Before jumping back into design work, I use this time to catch up with Slack happenings, review emails, and get a few admin things off the to-do list.
Later: user journeys
As the team continues through this preliminary discovery phase, we prioritize understanding our users’ points of view. We used the morning for conducting an interview, the early afternoon for synthesizing what we learned, and now it’s time to apply it. For this, we pull in our product managers to map out what our user journey looks like. A user Journey Map is a design artifact used to map the user’s initiatives over a certain period of time, detailing each task and interactions our users take to complete their current process. Personas keep us focused on whose experience we’re solving for during this workshop—luckily my pair and I defined our primary persona last week.
Using the narratives we’ve gathered from users in interviews, we outline the user journey for our personas and map their pain points chronologically. By the time we’re done, we will have a holistic view of our users’ experience. Next, we’ll move forward with prioritizing these pain problems based on user value, but we’ll save that for another day.

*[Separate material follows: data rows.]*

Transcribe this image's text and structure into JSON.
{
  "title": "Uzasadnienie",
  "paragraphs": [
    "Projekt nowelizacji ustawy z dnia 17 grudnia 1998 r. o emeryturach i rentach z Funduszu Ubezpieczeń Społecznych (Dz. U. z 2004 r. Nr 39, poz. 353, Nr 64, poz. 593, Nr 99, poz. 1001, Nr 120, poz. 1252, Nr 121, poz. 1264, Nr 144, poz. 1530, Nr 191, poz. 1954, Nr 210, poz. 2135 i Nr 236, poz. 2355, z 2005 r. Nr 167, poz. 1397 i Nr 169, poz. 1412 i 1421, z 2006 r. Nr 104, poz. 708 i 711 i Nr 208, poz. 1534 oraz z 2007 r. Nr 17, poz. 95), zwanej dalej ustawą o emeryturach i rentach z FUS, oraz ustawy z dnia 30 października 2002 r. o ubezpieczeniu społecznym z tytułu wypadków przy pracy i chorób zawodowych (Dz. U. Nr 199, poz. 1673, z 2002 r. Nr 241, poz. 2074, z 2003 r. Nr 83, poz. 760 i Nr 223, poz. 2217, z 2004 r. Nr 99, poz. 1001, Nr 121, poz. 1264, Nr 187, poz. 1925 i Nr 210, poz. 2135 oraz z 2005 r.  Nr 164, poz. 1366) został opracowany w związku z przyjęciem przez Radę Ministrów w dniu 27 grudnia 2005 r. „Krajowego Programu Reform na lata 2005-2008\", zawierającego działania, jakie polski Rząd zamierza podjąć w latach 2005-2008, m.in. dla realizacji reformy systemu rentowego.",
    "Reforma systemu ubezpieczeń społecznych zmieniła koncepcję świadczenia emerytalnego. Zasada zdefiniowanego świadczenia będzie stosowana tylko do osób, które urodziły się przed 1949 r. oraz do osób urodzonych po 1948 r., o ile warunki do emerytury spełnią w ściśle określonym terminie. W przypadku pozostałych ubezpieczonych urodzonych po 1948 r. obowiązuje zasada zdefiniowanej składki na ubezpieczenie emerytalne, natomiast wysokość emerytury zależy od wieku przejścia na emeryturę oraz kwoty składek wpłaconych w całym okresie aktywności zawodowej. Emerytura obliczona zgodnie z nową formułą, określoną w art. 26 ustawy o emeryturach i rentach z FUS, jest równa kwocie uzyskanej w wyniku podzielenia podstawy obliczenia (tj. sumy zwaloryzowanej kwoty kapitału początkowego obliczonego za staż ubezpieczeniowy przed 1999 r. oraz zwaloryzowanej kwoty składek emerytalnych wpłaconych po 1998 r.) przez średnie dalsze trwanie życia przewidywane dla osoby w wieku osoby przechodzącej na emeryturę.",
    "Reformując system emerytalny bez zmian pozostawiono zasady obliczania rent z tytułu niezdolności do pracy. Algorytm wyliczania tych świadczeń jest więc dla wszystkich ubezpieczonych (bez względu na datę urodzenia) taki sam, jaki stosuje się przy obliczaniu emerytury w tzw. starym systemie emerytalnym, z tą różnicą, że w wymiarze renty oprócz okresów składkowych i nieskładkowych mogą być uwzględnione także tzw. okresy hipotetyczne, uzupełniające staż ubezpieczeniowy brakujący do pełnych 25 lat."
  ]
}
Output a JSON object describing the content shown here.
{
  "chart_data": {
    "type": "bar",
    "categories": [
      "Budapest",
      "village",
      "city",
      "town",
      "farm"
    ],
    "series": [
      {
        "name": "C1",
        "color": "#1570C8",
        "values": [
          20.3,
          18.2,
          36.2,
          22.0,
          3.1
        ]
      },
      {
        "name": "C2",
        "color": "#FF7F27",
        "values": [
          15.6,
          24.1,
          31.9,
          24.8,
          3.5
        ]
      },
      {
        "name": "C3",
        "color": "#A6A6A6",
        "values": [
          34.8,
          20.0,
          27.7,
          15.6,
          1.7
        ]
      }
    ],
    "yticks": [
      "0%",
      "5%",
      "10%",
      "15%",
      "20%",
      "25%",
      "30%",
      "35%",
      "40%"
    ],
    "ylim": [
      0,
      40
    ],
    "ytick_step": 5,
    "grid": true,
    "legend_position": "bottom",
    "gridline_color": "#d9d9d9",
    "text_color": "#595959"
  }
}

Continuous improvement is key to our professional development, so my pair and I end the day with a short reflection on what we accomplished as a design pair. A plus/delta feedback session is made to be brief and provides a simple way to share what was exciting for us, as well as which areas or skills we may need to improve.
End of day
After eight hours of problem solving, we close our laptops and head home for the evening. Sustainable work is encouraged and practiced earnestly at Tanzu Labs, so you won’t catch us staying much later than 5:30—unless you’re like me and use a few extra minutes to queue up the ultimate playlist for the drive home.